La transplantation pulmonaire

La transplantation pulmonaire

Communication du Dr Daniel Dilling, professeur à l’université de Loyola (université catholique de Chicago). Cincinnati, 6-9 septembre 2018

Indications pour une transplantation

  • Limitations sévères de la qualité de vie.
  • Insuffisance respiratoire.
  • Multiples pneumothorax.
  • Besoin d’oxygène au repos.
  • VEMS 30 % prédits.

Complications spécifiquement liées à la LAM

  • Problèmes pleuraux.
  • Saignements d’angiomyolipomes.
  • Récurrence de la LAM dans les poumons transplantés.
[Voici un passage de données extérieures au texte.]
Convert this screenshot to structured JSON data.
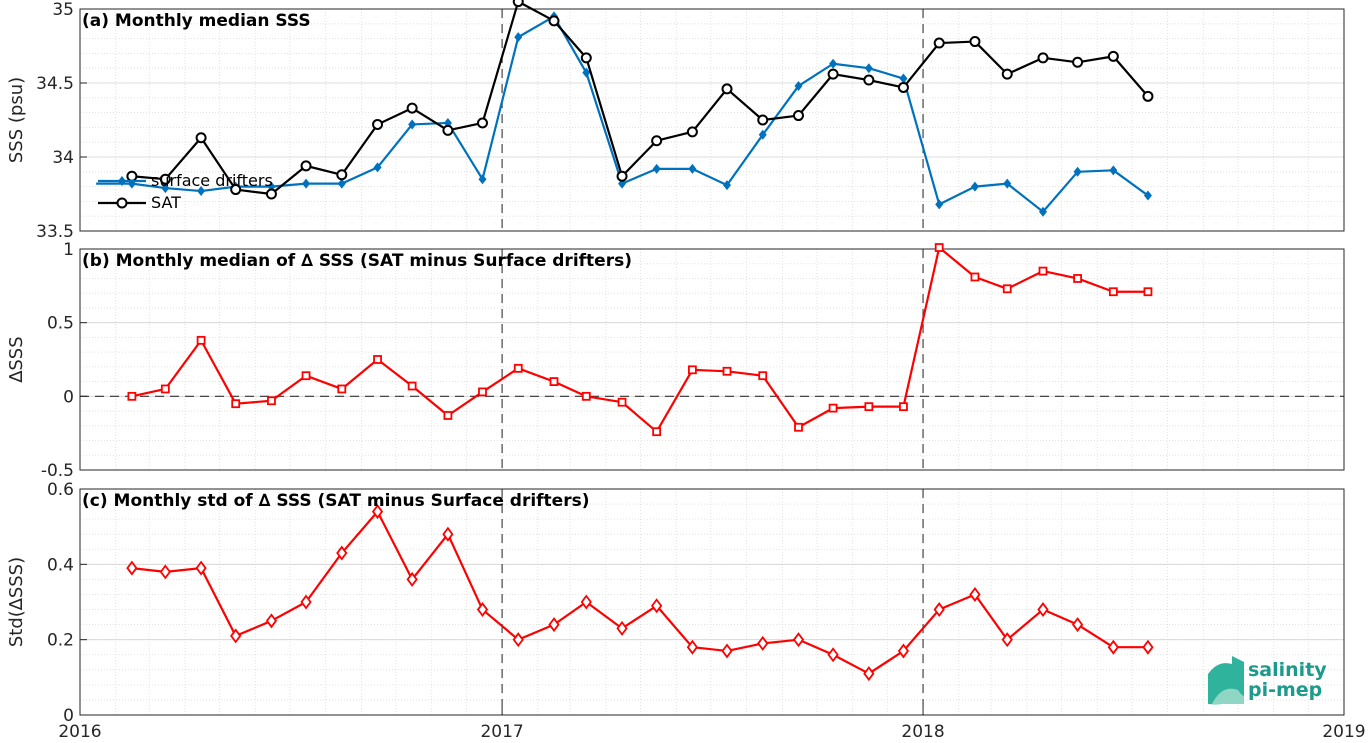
{
  "chart_data": [
    {
      "type": "line",
      "title": "(a) Monthly median SSS",
      "ylabel": "SSS (psu)",
      "ylim": [
        33.5,
        35
      ],
      "yticks": [
        33.5,
        34,
        34.5,
        35
      ],
      "ytick_labels": [
        "33.5",
        "34",
        "34.5",
        "35"
      ],
      "xlim": [
        "2016-01-01",
        "2019-01-01"
      ],
      "grid": true,
      "legend": "left",
      "vlines": [
        "2017-01-01",
        "2018-01-01"
      ],
      "series": [
        {
          "name": "surface drifters",
          "color": "#0072bd",
          "marker": "diamond-filled",
          "x": [
            "2016-01-15",
            "2016-02-15",
            "2016-03-15",
            "2016-04-15",
            "2016-05-15",
            "2016-06-15",
            "2016-07-15",
            "2016-08-15",
            "2016-09-15",
            "2016-10-15",
            "2016-11-15",
            "2016-12-15",
            "2017-01-15",
            "2017-02-15",
            "2017-03-15",
            "2017-04-15",
            "2017-05-15",
            "2017-06-15",
            "2017-07-15",
            "2017-08-15",
            "2017-09-15",
            "2017-10-15",
            "2017-11-15",
            "2017-12-15",
            "2018-01-15",
            "2018-02-15",
            "2018-03-15",
            "2018-04-15",
            "2018-05-15",
            "2018-06-15",
            "2018-07-15"
          ],
          "values": [
            33.82,
            33.82,
            33.79,
            33.77,
            33.8,
            33.8,
            33.82,
            33.82,
            33.93,
            34.22,
            34.23,
            33.85,
            34.81,
            34.95,
            34.57,
            33.82,
            33.92,
            33.92,
            33.81,
            34.15,
            34.48,
            34.63,
            34.6,
            34.53,
            33.68,
            33.8,
            33.82,
            33.63,
            33.9,
            33.91,
            33.74
          ],
          "markers_from": 1
        },
        {
          "name": "SAT",
          "color": "#000000",
          "marker": "circle-open",
          "x": [
            "2016-02-15",
            "2016-03-15",
            "2016-04-15",
            "2016-05-15",
            "2016-06-15",
            "2016-07-15",
            "2016-08-15",
            "2016-09-15",
            "2016-10-15",
            "2016-11-15",
            "2016-12-15",
            "2017-01-15",
            "2017-02-15",
            "2017-03-15",
            "2017-04-15",
            "2017-05-15",
            "2017-06-15",
            "2017-07-15",
            "2017-08-15",
            "2017-09-15",
            "2017-10-15",
            "2017-11-15",
            "2017-12-15",
            "2018-01-15",
            "2018-02-15",
            "2018-03-15",
            "2018-04-15",
            "2018-05-15",
            "2018-06-15",
            "2018-07-15"
          ],
          "values": [
            33.87,
            33.85,
            34.13,
            33.78,
            33.75,
            33.94,
            33.88,
            34.22,
            34.33,
            34.18,
            34.23,
            35.05,
            34.92,
            34.67,
            33.87,
            34.11,
            34.17,
            34.46,
            34.25,
            34.28,
            34.56,
            34.52,
            34.47,
            34.77,
            34.78,
            34.56,
            34.67,
            34.64,
            34.68,
            34.41
          ]
        }
      ]
    },
    {
      "type": "line",
      "title": "(b) Monthly median of ∆ SSS (SAT minus Surface drifters)",
      "ylabel": "∆SSS",
      "ylim": [
        -0.5,
        1
      ],
      "yticks": [
        -0.5,
        0,
        0.5,
        1
      ],
      "ytick_labels": [
        "-0.5",
        "0",
        "0.5",
        "1"
      ],
      "xlim": [
        "2016-01-01",
        "2019-01-01"
      ],
      "grid": true,
      "vlines": [
        "2017-01-01",
        "2018-01-01"
      ],
      "hline": 0,
      "series": [
        {
          "color": "#ff0000",
          "marker": "square-open",
          "x": [
            "2016-02-15",
            "2016-03-15",
            "2016-04-15",
            "2016-05-15",
            "2016-06-15",
            "2016-07-15",
            "2016-08-15",
            "2016-09-15",
            "2016-10-15",
            "2016-11-15",
            "2016-12-15",
            "2017-01-15",
            "2017-02-15",
            "2017-03-15",
            "2017-04-15",
            "2017-05-15",
            "2017-06-15",
            "2017-07-15",
            "2017-08-15",
            "2017-09-15",
            "2017-10-15",
            "2017-11-15",
            "2017-12-15",
            "2018-01-15",
            "2018-02-15",
            "2018-03-15",
            "2018-04-15",
            "2018-05-15",
            "2018-06-15",
            "2018-07-15"
          ],
          "values": [
            0.0,
            0.05,
            0.38,
            -0.05,
            -0.03,
            0.14,
            0.05,
            0.25,
            0.07,
            -0.13,
            0.03,
            0.19,
            0.1,
            0.0,
            -0.04,
            -0.24,
            0.18,
            0.17,
            0.14,
            -0.21,
            -0.08,
            -0.07,
            -0.07,
            1.01,
            0.81,
            0.73,
            0.85,
            0.8,
            0.71,
            0.71
          ]
        }
      ]
    },
    {
      "type": "line",
      "title": "(c) Monthly std of ∆ SSS (SAT minus Surface drifters)",
      "ylabel": "Std(∆SSS)",
      "ylim": [
        0,
        0.6
      ],
      "yticks": [
        0,
        0.2,
        0.4,
        0.6
      ],
      "ytick_labels": [
        "0",
        "0.2",
        "0.4",
        "0.6"
      ],
      "xlim": [
        "2016-01-01",
        "2019-01-01"
      ],
      "xticks": [
        "2016-01-01",
        "2017-01-01",
        "2018-01-01",
        "2019-01-01"
      ],
      "xtick_labels": [
        "2016",
        "2017",
        "2018",
        "2019"
      ],
      "grid": true,
      "vlines": [
        "2017-01-01",
        "2018-01-01"
      ],
      "series": [
        {
          "color": "#ff0000",
          "marker": "diamond-open",
          "x": [
            "2016-02-15",
            "2016-03-15",
            "2016-04-15",
            "2016-05-15",
            "2016-06-15",
            "2016-07-15",
            "2016-08-15",
            "2016-09-15",
            "2016-10-15",
            "2016-11-15",
            "2016-12-15",
            "2017-01-15",
            "2017-02-15",
            "2017-03-15",
            "2017-04-15",
            "2017-05-15",
            "2017-06-15",
            "2017-07-15",
            "2017-08-15",
            "2017-09-15",
            "2017-10-15",
            "2017-11-15",
            "2017-12-15",
            "2018-01-15",
            "2018-02-15",
            "2018-03-15",
            "2018-04-15",
            "2018-05-15",
            "2018-06-15",
            "2018-07-15"
          ],
          "values": [
            0.39,
            0.38,
            0.39,
            0.21,
            0.25,
            0.3,
            0.43,
            0.54,
            0.36,
            0.48,
            0.28,
            0.2,
            0.24,
            0.3,
            0.23,
            0.29,
            0.18,
            0.17,
            0.19,
            0.2,
            0.16,
            0.11,
            0.17,
            0.28,
            0.32,
            0.2,
            0.28,
            0.24,
            0.18,
            0.18
          ]
        }
      ]
    }
  ],
  "logo": {
    "line1": "salinity",
    "line2": "pi-mep",
    "color": "#1c9a8c"
  }
}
Comment gérer la médication sirolimus et everolimus ?

Sirolimus a fait ses preuves dans la stabilisation de la maladie, ce qui signifie qu’il y a moins de patientes LAM qui nécessitent une transplantation[1]. Mais la rapamycine (sirolimus) n’est pas sans danger en cas de transplantation, car cet immunodépresseur peut créer des problèmes de cicatrisation des points de suture au niveau de l’organe transplanté (déhiscence anastomotique). Il n’est donc pas indiqué de prendre ce médicament lors d’une transplantation.[2]

Toutefois, on sait que si l’on cesse le traitement au sirolimus, la fonction pulmonaire décline à nouveau, ce qui est bien entendu à éviter dans la mesure du possible.
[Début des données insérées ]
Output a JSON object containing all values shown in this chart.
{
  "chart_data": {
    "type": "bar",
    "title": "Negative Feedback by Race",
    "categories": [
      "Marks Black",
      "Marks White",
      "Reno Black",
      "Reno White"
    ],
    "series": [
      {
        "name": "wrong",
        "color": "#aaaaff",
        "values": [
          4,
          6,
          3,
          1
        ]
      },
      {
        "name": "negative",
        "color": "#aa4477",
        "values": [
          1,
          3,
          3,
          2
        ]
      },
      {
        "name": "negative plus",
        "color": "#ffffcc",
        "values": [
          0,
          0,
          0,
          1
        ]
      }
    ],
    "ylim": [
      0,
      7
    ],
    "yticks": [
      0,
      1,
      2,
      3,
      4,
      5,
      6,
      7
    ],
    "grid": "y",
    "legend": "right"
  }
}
Que fait-on aujourd’hui ? État de la situation.

Une enquête internationale s’est intéressée à la politique des divers centres de référence relativement aux inhibiteurs mTOR pour les patients sur liste d’attente de transplantation. Le taux de réponse a été de 41%, dont 43% hors d’Amérique du nord. 62% ont été confrontés à la question et ont eu à décider si les patientes LAM pouvaient continuer à prendre un inhibiteur mTOR.
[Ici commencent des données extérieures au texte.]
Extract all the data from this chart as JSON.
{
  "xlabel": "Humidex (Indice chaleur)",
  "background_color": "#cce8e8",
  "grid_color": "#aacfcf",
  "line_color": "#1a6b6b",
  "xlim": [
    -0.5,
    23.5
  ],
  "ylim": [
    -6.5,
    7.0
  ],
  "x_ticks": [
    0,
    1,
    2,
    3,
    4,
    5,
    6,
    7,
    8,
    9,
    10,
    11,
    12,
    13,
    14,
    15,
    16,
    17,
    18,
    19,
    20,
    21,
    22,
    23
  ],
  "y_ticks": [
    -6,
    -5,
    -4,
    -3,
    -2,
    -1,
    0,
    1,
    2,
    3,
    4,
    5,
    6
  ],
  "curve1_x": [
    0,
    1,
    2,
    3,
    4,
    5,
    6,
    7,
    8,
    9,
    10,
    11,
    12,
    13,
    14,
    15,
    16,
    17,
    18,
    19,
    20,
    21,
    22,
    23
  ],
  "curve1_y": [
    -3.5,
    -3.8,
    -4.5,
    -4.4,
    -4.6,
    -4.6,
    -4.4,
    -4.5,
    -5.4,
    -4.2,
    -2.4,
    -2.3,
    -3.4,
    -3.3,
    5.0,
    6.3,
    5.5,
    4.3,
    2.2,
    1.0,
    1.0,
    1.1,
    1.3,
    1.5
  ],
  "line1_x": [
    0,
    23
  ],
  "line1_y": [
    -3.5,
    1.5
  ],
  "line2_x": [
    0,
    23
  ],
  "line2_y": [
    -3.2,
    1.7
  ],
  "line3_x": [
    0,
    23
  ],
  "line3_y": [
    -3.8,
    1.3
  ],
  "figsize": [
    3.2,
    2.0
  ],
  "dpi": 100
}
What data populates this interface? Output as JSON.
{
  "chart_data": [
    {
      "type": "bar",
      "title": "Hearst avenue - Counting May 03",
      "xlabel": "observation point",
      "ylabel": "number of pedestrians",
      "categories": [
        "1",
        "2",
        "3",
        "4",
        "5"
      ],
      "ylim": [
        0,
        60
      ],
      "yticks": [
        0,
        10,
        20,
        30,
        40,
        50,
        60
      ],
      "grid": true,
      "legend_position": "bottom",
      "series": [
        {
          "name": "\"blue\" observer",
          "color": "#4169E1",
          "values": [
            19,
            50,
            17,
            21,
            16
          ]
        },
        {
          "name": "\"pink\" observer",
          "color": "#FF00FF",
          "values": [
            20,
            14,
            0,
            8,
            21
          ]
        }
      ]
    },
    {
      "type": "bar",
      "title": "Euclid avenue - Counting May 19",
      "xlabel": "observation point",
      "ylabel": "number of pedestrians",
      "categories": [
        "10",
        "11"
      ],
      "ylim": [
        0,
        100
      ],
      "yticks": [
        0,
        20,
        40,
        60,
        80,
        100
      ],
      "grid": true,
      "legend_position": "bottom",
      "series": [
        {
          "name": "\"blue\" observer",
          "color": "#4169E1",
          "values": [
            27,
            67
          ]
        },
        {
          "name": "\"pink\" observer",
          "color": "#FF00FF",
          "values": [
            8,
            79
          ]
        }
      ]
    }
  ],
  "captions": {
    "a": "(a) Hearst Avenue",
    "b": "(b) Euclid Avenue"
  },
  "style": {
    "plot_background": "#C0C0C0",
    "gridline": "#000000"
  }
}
De nombreux centres ont demandé à la patiente d’arrêter le sirolimus. Une fraction a fait passer la patiente sur everolimus, tandis qu’une égale proportion a malgré tout laissé la malade sur sirolimus pour éviter une dégradation de la fonction pulmonaire.

Le Dr Dilling et son équipe proposent la solution suivante : poursuivre le sirolimus jusqu’au placement de la patiente sur la liste d’attente ; passer à everolimus lors de l’inscription sur la liste d’attente, en visant des dosages minimaux (3-5 ng/ml) ; conserver ce dosage jusqu’au moment de l’opération[3].

Caractéristiques des patientes LAM candidates à la transplantation pulmonaire

  • VEMS obstructif 26%.
  • VEMS obstructif et restrictif 20%.
  • DLCO 27% préd.
  • Pression partielle de l’oxygène (PA02) 53 mmHg.
  • Pression partielle de dioxyde de carbone (PACO2) 43 mmHG.
  • Echelle de dyspnée MRC :4-5[4].
  • Besoin d’oxygène au repos 93% des patientes.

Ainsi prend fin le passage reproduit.